WOBBLIES! opens with a kind of prologue, a brief introduction to the advances of the early twentieth century which bridged the arts to progressive thinking. Artist and writer Sabrina Jones (who also contributes other pieces)includes Isadora Duncan, Emma Goldman, Margaret Sanger, Dada, the Ashcan School, , Cubism and more in just a few swirling frames. And this is but the intro. The "chapters" which follow all begin with opening statements by the editors and then delve into the comic book stories. But these have little to do with the "Justice League of America" or "Batman" comics I read as a boy. These are the type of stories and artwork that the genre title 'graphic novel' was created for. Often dark, heavily-outlined frames detail visions of striking workers, mine collapses, factory scenes, picket lines, fat-cat bosses, and free-speech fights. And these are constantly imbedded with the pride of the workers.

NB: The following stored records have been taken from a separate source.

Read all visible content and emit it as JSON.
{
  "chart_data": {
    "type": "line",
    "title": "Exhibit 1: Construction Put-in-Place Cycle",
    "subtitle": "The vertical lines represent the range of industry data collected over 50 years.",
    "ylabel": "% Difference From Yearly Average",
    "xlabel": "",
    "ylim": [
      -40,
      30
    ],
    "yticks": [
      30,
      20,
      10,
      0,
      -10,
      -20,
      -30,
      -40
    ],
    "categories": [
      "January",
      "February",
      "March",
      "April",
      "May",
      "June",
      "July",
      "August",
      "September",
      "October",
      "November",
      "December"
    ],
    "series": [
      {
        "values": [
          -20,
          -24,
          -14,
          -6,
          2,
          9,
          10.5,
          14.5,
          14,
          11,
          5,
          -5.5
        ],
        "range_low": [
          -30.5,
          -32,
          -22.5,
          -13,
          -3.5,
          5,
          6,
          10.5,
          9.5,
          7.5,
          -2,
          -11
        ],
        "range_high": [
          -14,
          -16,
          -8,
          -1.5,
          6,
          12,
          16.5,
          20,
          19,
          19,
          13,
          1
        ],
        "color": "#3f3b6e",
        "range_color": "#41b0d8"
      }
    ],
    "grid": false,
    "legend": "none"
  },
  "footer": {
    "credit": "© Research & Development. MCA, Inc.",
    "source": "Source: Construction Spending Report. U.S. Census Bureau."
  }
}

And with so many contributing artists and writers, there is ample room forevery powerful grain of information.

Surely too numerous to be fully credited here, some of the artists and writers include Carlos Cortez, Mike Alewitz, Fly, Trina Robbins, Sue Coe, Ralph Chaplin, Tom Keough, Jay Kinney, Mike Konopacki, Peter Kuper, Franklin Rosemont, Mac McGill, and bits of Joe Hill and T-Bone Slim, as well as contributions by the editors. And continuous quotes by IWW heavies. The variety of art styles---sketches, inks, traditional cartooning, paints, realism, purposeful distortions, Modernist imagery crossed with youthful enthusiasm and underground edginess---makes for an immediate impact. You will not tire of this reading. And i don't think the kids in your life will either, and that seems to be the whole idea. I am surely going to buy copies for my teenaged nephews and nieces. And for those who are traditionalists, there is also a section on IWW originals. No stone is left unturned.

Buhle and Schulman, in making certain that this collection is not a mere history book, includes a section on more recent IWW struggles, from 1966 till today. Wobblies in SDS are discussed, as well as the IWW's connection to Judi Bari and UCWA. And they also list current contact info the the IWW and a detailed section of source material. Now, if we could just get this same group to put out volumes on every fight the people have waged for social change, we might be able to
influence every child to take a closer look at what's happening in Washington---and their parents' workplace----right now.